Les pièces radiophoniques, enregistrées et produites à Old Crow, incluent : Vah Srigwehdli ’ (gwich’in), Tl’oo Thał/Pantalon Grass (gwich’in et anglais), The Blue Cruiser de Leonard Linklater (anglais) et Two Old Women and the Bushman de Dennis Allen (anglais). Les créateurs ont fait le choix délibéré d’inclure à la fois la langue gwich’in et l’anglais pour ces présentations. Patti Flather explique : « Tout le monde ne parle pas le gwich’in couramment, même au sein de la nation gwitchin. À travers la colonisation et les génocides, la connaissance des langues autochtones a été grandement perdue. De plus, certains sujets abordés dans les pièces peuvent être sensibles. Nous avons voulu nous assurer que tout le monde puisse comprendre les histoires, même sans parler couramment la langue. »
Par ailleurs, Leonard Linklater ajoute que si les nouvelles générations ne parlent pas beaucoup les langues autochtones, les récits font partie intégrante de la culture transmise par la langue. « Tout comme pour le français, les langues autochtones vont au-delà des mots. Ces récits font partie de notre patrimoine, ils nous ont été contés initialement par des aînés, en langue gwich’in. C’est très important, mais ils ne sont pas accessibles aux personnes qui ne parlent pas cette langue. Avoir accès aux histoires, c’est avoir accès à la culture », explique-t-il. Au-delà de la sauvegarde de la langue, ces lectures représentent surtout un projet de revitalisation culturelle. « L’objectif derrière ce projet est aussi de transmettre une culture qui existe depuis des générations et des générations : l’Histoire, la connexion à la Terre et aux animaux », conclut M. Linklater.
Le théâtre Gwaandak prépare également un livret illustré pour accompagner les pièces radiophoniques. Ce livret et les enregistrements devraient être distribués dans le courant de l’année 2019 aux radios, aux écoles, aux communautés des Premières Nations ainsi qu’au grand public. « Dans le futur, nous aimerions également créer des partenariats avec d’autres communautés et traduire ou créer des pièces dans d’autres langues autochtones », ajoute Patti Flather.
Année internationale des langues autochtones
Au Canada, il existe encore plus de 70 langues autochtones, dont les deux tiers seraient déjà considérés comme menacés. Selon l’ONU, il est important de sensibiliser les gens sur les « risques critiques » qui touchent les langues autochtones de la planète.

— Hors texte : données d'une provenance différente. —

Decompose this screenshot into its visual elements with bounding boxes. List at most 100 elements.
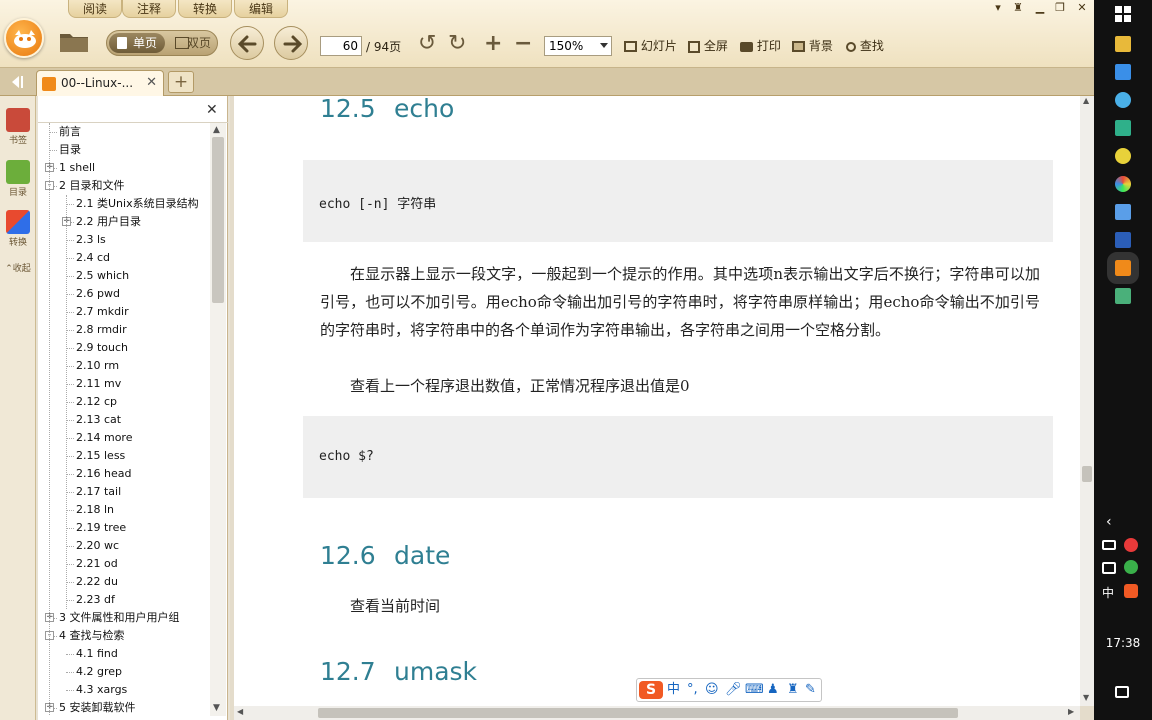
scroll-up-icon[interactable]: ▲ (1083, 96, 1089, 105)
outline-item[interactable]: 2.13 cat (76, 411, 121, 429)
outline-item[interactable]: 2.21 od (76, 555, 118, 573)
ime-punct-toggle[interactable]: °, (687, 682, 698, 698)
outline-item[interactable]: 前言 (59, 123, 81, 141)
menu-tab-annotate[interactable]: 注释 (122, 0, 177, 18)
outline-item[interactable]: 1 shell (59, 159, 95, 177)
single-page-button[interactable]: 单页 (109, 33, 165, 53)
outline-item[interactable]: 2.8 rmdir (76, 321, 127, 339)
tab-document[interactable]: 00--Linux-... ✕ (36, 70, 164, 96)
ime-mode-toggle[interactable]: 中 (667, 682, 680, 698)
scroll-left-icon[interactable]: ◀ (237, 707, 243, 716)
battery-icon[interactable] (1102, 540, 1116, 550)
browser-icon[interactable] (1115, 92, 1131, 108)
scroll-right-icon[interactable]: ▶ (1068, 707, 1074, 716)
collapse-sidebar-button[interactable] (6, 73, 26, 91)
sogou-tray-icon[interactable] (1124, 584, 1138, 598)
next-page-button[interactable] (274, 26, 308, 60)
horizontal-scroll-thumb[interactable] (318, 708, 958, 718)
taskbar-app-icon[interactable] (1115, 204, 1131, 220)
menu-tab-convert[interactable]: 转换 (178, 0, 233, 18)
menu-tab-read[interactable]: 阅读 (68, 0, 123, 18)
outline-item[interactable]: 4.1 find (76, 645, 118, 663)
vertical-scrollbar[interactable]: ▲ ▼ (1080, 96, 1094, 706)
scroll-up-icon[interactable]: ▲ (213, 125, 220, 135)
outline-item[interactable]: 2.16 head (76, 465, 131, 483)
taskbar-app-icon[interactable] (1115, 64, 1131, 80)
scroll-down-icon[interactable]: ▼ (1083, 693, 1089, 702)
outline-scrollbar[interactable]: ▲ ▼ (210, 123, 226, 716)
user-icon[interactable]: ♟ (767, 682, 779, 698)
taskbar-app-icon[interactable] (1115, 148, 1131, 164)
outline-item[interactable]: 4.3 xargs (76, 681, 127, 699)
outline-item[interactable]: 目录 (59, 141, 81, 159)
close-icon[interactable]: ✕ (1074, 1, 1090, 15)
horizontal-scrollbar[interactable]: ◀ ▶ (234, 706, 1080, 720)
open-folder-button[interactable] (58, 28, 90, 54)
outline-scroll-thumb[interactable] (212, 137, 224, 303)
sidebar-item-convert[interactable]: 转换 (2, 210, 34, 248)
outline-item[interactable]: 2.10 rm (76, 357, 119, 375)
prev-page-button[interactable] (230, 26, 264, 60)
close-tab-icon[interactable]: ✕ (146, 75, 157, 90)
tray-update-icon[interactable] (1124, 560, 1138, 574)
photos-icon[interactable] (1115, 288, 1131, 304)
outline-item[interactable]: 2 目录和文件 (59, 177, 125, 195)
scroll-down-icon[interactable]: ▼ (213, 703, 220, 713)
outline-item[interactable]: 2.17 tail (76, 483, 121, 501)
outline-item[interactable]: 2.4 cd (76, 249, 110, 267)
new-tab-button[interactable]: + (168, 71, 194, 93)
outline-item[interactable]: 2.23 df (76, 591, 115, 609)
outline-item[interactable]: 2.20 wc (76, 537, 119, 555)
outline-item[interactable]: 2.7 mkdir (76, 303, 129, 321)
skin-icon[interactable]: ♜ (1010, 1, 1026, 15)
outline-item[interactable]: 2.15 less (76, 447, 125, 465)
outline-item[interactable]: 2.3 ls (76, 231, 106, 249)
page-number-input[interactable]: 60 (320, 36, 362, 56)
emoji-icon[interactable]: ☺ (705, 682, 719, 698)
outline-item[interactable]: 2.9 touch (76, 339, 128, 357)
outline-item[interactable]: 2.19 tree (76, 519, 126, 537)
skin-icon[interactable]: ♜ (787, 682, 799, 698)
outline-item[interactable]: 3 文件属性和用户用户组 (59, 609, 180, 627)
zoom-in-icon[interactable]: + (484, 33, 502, 55)
rotate-left-icon[interactable]: ↺ (418, 33, 436, 55)
microphone-icon[interactable]: 🎤︎ (725, 682, 742, 698)
file-explorer-icon[interactable] (1115, 36, 1131, 52)
dropdown-menu-icon[interactable]: ▾ (990, 1, 1006, 15)
outline-item[interactable]: 4 查找与检索 (59, 627, 125, 645)
vertical-scroll-thumb[interactable] (1082, 466, 1092, 482)
notification-icon[interactable] (1115, 686, 1129, 698)
outline-item[interactable]: 2.6 pwd (76, 285, 120, 303)
outline-item[interactable]: 2.2 用户目录 (76, 213, 141, 231)
windows-start-icon[interactable] (1115, 6, 1131, 22)
rotate-right-icon[interactable]: ↻ (448, 33, 466, 55)
input-language-indicator[interactable]: 中 (1102, 584, 1114, 601)
sidebar-collapse-button[interactable]: ⌃收起 (2, 260, 34, 274)
double-page-button[interactable]: 双页 (169, 33, 217, 53)
outline-item[interactable]: 2.11 mv (76, 375, 121, 393)
sidebar-item-outline[interactable]: 目录 (2, 160, 34, 198)
network-icon[interactable] (1102, 562, 1116, 574)
outline-item[interactable]: 2.12 cp (76, 393, 117, 411)
outline-item[interactable]: 2.14 more (76, 429, 132, 447)
print-button[interactable]: 打印 (740, 38, 781, 54)
app-logo-icon[interactable] (4, 18, 44, 58)
taskbar-app-icon[interactable] (1115, 120, 1131, 136)
word-icon[interactable] (1115, 232, 1131, 248)
restore-icon[interactable]: ❐ (1052, 1, 1068, 15)
chevron-left-icon[interactable]: ‹ (1106, 514, 1112, 530)
outline-item[interactable]: 2.5 which (76, 267, 129, 285)
background-button[interactable]: 背景 (792, 38, 833, 54)
outline-item[interactable]: 2.22 du (76, 573, 118, 591)
chrome-icon[interactable] (1115, 176, 1131, 192)
search-button[interactable]: 查找 (846, 38, 884, 54)
fullscreen-button[interactable]: 全屏 (688, 38, 728, 54)
keyboard-icon[interactable]: ⌨ (745, 682, 764, 698)
pdf-reader-taskbar-icon[interactable] (1107, 252, 1139, 284)
outline-item[interactable]: 2.18 ln (76, 501, 114, 519)
sogou-logo-icon[interactable]: S (639, 681, 663, 699)
slideshow-button[interactable]: 幻灯片 (624, 38, 677, 54)
menu-tab-edit[interactable]: 编辑 (234, 0, 289, 18)
tray-app-icon[interactable] (1124, 538, 1138, 552)
sidebar-item-bookmark[interactable]: 书签 (2, 108, 34, 146)
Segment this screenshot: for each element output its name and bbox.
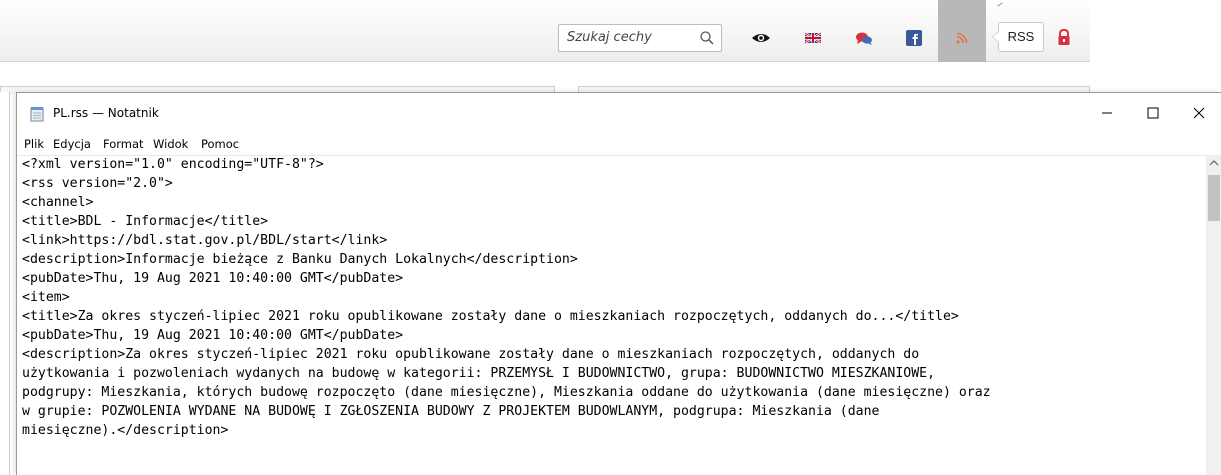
text-line: <description>Za okres styczeń-lipiec 202… bbox=[22, 347, 920, 362]
text-line: podgrupy: Mieszkania, których budowę roz… bbox=[22, 385, 991, 400]
close-icon[interactable] bbox=[1176, 93, 1221, 133]
text-line: <pubDate>Thu, 19 Aug 2021 10:40:00 GMT</… bbox=[22, 271, 404, 286]
text-editor[interactable]: <?xml version="1.0" encoding="UTF-8"?> <… bbox=[17, 155, 1206, 475]
text-line: miesięczne).</description> bbox=[22, 423, 229, 438]
rss-icon bbox=[956, 32, 968, 44]
uk-flag-icon[interactable] bbox=[803, 28, 823, 48]
search-input[interactable]: Szukaj cechy bbox=[567, 30, 652, 45]
rss-tooltip: RSS bbox=[992, 22, 1044, 52]
facebook-icon[interactable] bbox=[904, 28, 924, 48]
title-bar[interactable]: PL.rss — Notatnik bbox=[17, 93, 1221, 133]
menu-edit[interactable]: Edycja bbox=[53, 137, 91, 151]
menu-bar: Plik Edycja Format Widok Pomoc bbox=[17, 133, 1221, 155]
maximize-icon[interactable] bbox=[1130, 93, 1176, 133]
scroll-up-icon[interactable] bbox=[1209, 159, 1219, 167]
text-line: <pubDate>Thu, 19 Aug 2021 10:40:00 GMT</… bbox=[22, 328, 404, 343]
site-toolbar bbox=[0, 0, 1090, 62]
menu-file[interactable]: Plik bbox=[24, 137, 44, 151]
vertical-scrollbar[interactable] bbox=[1206, 155, 1221, 475]
menu-format[interactable]: Format bbox=[103, 137, 144, 151]
chat-icon[interactable] bbox=[854, 28, 874, 48]
notepad-app-icon bbox=[30, 107, 44, 122]
minimize-icon[interactable] bbox=[1084, 93, 1130, 133]
text-line: <title>BDL - Informacje</title> bbox=[22, 214, 269, 229]
text-line: w grupie: POZWOLENIA WYDANE NA BUDOWĘ I … bbox=[22, 404, 880, 419]
text-line: <?xml version="1.0" encoding="UTF-8"?> bbox=[22, 157, 324, 172]
text-line: <title>Za okres styczeń-lipiec 2021 roku… bbox=[22, 309, 959, 324]
notepad-window: PL.rss — Notatnik Plik Edycja Format Wid… bbox=[16, 92, 1221, 475]
page-edge bbox=[0, 92, 10, 475]
text-line: <description>Informacje bieżące z Banku … bbox=[22, 252, 578, 267]
rss-button[interactable] bbox=[938, 0, 986, 62]
scrollbar-thumb[interactable] bbox=[1208, 175, 1220, 221]
search-icon[interactable] bbox=[699, 30, 715, 46]
text-line: <link>https://bdl.stat.gov.pl/BDL/start<… bbox=[22, 233, 388, 248]
text-line: <item> bbox=[22, 290, 70, 305]
window-title: PL.rss — Notatnik bbox=[53, 106, 159, 120]
menu-help[interactable]: Pomoc bbox=[201, 137, 239, 151]
lock-icon[interactable] bbox=[1054, 27, 1074, 47]
eye-icon[interactable] bbox=[751, 28, 771, 48]
text-line: użytkowania i pozwoleniach wydanych na b… bbox=[22, 366, 936, 381]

L’Organisation des Nations Unies pour l’éducation, la science et la culture (UNESCO) prévoit que la moitié des 6000 langues connues sur la planète aura disparu d’ici la fin du siècle si rien n’est fait pour les préserver. Au Canada, quelques langues sont déjà en voie d’extinction : l’haïda en Colombie-Britannique ou l’abénaquis au Québec. Selon le dernier recensement de 2016, le nombre d’Autochtones se disant en mesure de tenir une conversation de base dans leur langue s’élève à 260 000. Cela représente une baisse de 6 % en 10 ans.
En décembre dernier, les députés de tous les partis fédéraux ont accepté qu’un service d’interprétation soit offert aux élus de la Chambre des communes qui souhaitent s’exprimer dans l’une des 70 langues autochtones parlées au pays. Robert Falcon-Ouellette, député libéral de Winnipeg-Centre, a été le premier à faire un discours en langue autochtone devant les parlementaires, le 28 janvier. « Le premier jour où c’était permis, je ne voulais pas attendre », a-t-il déclaré.
L’Année internationale des langues autochtones sera donc l’occasion pour plusieurs communautés de faire entendre leur voix.